I don’t believe it is because of anything that is expressly stated within the Bible. Many of these hellish concepts are not biblical in the least, having been tacked on throughout the ages. I have heard many say that this is the result of a natural tendency on our part to project ourselves onto the nature of the deity, subconsciously endowing him with all the malevolent characteristics that we naturally abhor in ourselves and others. But, I think it is more sinister than that.
Throughout history there have been leaders – pharoahs, kings, queens, presidents, dictators- who have been more than willing to stretch the truth beyond any rational breaking point merely to maintain their rule of authority. This is a natural tendency of man and we know that power will almost always corrupt the powerful. Jesus’ message always stressed the strength in our weaknesses, our brokenness above the whole and strong. Yet the Church has always had a way of forgetting that particular thread that runs through the Gospels and even the Bible as a whole. The Church becomes strong and rules the rulers of the western world.
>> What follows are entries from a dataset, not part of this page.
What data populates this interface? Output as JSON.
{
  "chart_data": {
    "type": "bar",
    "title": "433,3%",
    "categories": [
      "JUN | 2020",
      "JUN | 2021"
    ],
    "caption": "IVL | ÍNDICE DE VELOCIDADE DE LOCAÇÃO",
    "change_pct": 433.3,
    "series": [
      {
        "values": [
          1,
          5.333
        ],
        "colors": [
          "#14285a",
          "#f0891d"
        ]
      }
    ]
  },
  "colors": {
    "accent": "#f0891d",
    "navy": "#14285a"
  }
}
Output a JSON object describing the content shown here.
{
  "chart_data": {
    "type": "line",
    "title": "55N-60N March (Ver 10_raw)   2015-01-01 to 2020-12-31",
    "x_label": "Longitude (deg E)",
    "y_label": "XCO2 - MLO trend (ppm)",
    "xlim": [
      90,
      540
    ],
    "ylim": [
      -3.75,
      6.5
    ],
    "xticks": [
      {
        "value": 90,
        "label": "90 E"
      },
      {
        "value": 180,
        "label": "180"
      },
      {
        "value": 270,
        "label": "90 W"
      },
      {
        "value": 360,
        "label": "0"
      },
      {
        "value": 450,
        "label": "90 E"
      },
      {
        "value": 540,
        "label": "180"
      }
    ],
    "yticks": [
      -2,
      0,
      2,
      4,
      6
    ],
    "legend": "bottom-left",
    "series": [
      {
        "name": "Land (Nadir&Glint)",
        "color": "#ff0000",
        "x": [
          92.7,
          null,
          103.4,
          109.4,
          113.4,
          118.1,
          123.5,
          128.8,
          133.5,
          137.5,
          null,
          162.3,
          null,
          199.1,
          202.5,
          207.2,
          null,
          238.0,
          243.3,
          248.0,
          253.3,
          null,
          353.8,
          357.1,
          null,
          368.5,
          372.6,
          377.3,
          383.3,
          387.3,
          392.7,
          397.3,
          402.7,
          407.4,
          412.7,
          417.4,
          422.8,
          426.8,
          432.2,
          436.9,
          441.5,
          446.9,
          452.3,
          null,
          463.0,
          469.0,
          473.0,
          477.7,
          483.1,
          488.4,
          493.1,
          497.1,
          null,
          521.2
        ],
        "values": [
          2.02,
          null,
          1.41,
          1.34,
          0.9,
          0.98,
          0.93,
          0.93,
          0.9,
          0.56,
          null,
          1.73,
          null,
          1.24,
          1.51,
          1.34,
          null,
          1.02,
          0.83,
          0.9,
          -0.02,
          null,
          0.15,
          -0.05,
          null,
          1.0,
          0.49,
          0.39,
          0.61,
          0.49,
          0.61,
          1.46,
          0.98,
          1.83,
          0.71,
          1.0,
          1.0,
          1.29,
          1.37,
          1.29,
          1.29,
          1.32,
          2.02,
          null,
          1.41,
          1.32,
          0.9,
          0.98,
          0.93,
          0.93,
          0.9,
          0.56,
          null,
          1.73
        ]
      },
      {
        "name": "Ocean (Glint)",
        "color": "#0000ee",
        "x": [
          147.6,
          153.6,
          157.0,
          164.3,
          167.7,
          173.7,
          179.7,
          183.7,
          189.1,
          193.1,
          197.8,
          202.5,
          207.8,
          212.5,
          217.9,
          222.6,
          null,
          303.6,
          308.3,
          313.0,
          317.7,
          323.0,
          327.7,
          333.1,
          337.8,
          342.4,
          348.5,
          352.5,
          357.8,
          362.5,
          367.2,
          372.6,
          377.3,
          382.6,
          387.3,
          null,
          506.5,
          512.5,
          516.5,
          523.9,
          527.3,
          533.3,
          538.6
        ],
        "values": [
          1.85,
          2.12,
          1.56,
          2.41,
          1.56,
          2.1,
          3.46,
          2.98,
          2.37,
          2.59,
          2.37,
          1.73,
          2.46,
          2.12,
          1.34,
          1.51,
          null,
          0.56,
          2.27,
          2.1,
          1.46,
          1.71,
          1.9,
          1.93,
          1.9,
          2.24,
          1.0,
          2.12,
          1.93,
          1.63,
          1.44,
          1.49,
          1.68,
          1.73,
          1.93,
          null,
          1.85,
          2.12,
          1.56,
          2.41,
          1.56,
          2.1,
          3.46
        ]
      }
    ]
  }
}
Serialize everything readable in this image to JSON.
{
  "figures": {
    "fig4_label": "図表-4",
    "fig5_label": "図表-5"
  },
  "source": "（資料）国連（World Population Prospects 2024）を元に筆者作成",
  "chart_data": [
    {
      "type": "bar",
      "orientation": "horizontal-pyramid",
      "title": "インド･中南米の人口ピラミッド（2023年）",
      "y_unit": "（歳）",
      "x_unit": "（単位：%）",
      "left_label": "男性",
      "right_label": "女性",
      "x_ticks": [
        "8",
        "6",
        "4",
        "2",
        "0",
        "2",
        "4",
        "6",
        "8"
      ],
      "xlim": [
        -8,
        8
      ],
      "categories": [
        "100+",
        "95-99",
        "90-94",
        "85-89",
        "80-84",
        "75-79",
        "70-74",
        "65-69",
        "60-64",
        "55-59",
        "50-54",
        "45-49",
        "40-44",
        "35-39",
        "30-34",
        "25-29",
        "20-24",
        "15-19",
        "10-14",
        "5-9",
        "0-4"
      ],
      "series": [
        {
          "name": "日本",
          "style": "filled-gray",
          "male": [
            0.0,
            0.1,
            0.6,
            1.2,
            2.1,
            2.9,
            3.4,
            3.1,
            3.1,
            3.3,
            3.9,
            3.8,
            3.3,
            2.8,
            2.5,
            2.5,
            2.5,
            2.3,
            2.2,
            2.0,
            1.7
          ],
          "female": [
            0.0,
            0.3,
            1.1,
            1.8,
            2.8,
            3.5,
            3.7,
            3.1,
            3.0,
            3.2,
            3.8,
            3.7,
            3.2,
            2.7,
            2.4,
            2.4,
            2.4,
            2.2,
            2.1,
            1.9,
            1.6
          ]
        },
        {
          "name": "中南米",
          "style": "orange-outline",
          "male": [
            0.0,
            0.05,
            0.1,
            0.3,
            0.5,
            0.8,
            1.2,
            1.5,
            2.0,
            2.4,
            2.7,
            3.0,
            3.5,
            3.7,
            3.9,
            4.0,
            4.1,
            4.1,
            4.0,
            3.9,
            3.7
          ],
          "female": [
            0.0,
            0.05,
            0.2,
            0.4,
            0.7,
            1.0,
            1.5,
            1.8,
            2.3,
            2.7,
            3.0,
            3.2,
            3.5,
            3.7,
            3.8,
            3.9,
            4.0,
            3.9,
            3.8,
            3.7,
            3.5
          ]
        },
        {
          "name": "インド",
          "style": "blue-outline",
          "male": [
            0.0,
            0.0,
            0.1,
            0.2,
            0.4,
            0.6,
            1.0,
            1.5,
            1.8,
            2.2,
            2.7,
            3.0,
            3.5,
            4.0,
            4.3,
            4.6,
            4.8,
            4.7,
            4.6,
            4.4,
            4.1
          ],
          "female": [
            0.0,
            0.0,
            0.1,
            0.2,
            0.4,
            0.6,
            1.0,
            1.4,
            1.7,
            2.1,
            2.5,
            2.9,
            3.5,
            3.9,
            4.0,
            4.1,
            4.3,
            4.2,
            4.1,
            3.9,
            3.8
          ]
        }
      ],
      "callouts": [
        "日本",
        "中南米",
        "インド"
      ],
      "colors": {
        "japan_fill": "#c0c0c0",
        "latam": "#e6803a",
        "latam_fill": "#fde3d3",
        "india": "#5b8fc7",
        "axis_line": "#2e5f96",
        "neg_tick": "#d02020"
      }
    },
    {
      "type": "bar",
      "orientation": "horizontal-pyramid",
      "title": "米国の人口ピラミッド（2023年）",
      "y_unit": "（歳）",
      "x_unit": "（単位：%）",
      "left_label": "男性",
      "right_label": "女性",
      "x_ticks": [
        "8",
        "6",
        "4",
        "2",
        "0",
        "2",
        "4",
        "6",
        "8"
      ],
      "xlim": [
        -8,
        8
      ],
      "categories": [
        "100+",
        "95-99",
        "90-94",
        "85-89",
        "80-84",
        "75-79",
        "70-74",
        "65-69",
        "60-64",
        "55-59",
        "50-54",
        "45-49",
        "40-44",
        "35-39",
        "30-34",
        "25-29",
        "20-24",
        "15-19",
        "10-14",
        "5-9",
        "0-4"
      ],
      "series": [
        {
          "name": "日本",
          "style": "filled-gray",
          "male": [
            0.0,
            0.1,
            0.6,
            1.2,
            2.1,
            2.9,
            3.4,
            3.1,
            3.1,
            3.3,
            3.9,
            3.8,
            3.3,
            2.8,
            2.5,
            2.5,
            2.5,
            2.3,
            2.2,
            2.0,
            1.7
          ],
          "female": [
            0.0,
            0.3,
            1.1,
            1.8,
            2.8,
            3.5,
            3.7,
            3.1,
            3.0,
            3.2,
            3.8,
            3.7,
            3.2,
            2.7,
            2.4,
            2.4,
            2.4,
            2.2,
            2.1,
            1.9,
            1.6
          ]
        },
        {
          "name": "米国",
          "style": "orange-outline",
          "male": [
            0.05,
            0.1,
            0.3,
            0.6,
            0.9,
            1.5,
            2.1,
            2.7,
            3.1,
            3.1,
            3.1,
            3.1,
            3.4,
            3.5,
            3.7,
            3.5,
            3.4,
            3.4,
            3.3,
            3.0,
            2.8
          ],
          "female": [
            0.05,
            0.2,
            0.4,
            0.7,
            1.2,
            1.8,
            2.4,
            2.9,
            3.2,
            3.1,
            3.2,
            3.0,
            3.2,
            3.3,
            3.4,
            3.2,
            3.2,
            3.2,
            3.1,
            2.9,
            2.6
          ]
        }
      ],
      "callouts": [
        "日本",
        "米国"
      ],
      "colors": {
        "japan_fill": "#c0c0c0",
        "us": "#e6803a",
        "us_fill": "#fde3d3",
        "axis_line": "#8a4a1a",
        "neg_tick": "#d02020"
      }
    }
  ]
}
Even after splintering into 10,000 limbs that live apart from each other, each individual denomination strives for dominance over the others. Our leaders become popular, powerful, rich and famous, bending the ears of millions as well as those who rule those millions.
Like all leaders who begin to doubt their abilities to govern based upon the merits of their philosophies, they inevitably resort to fear as the primary incentive for loyalty. In the past the Church has used the threat of horrifying torture, both in this world and in the next, to keep people in line. Protestants generally have relied solely upon the threat of eternal torment in the after-life(although they have been known to burn a heretic or two themselves).
“As the souls of heretics are hereafter to be eternally burning in hell, there can be nothing more proper than for me to imitate the divine vengeance by burning them on earth.”
~ “Bloody” Mary, Queen of England, 1553-1558
Today the stick is still used more often than the carrot. Sure Joel Osteen and friends preach the Gospel of prosperity, but they are only using reverse psychology. If you don’t do things their way you will not only miss out on prosperity but you will very likely remain mired in the trap of poverty. Even some elements of the liberal wing of the Church have found success in using scare tactics to meet their agenda, using the threat of global warming to frighten people into embracing a socially active Gospel.
To what good is it to preach the Gospel if we are not at least trying to live the Gospel? And how are we living the Gospel, how are we emulating Jesus, when we bully and scare people into turning towards God? How many of us, because of this style of ‘evangelizing’ know the message with our heads but not by heart?
When it comes to spreading the Good (or the Bad) News it would appear that the messenger may actually be the message.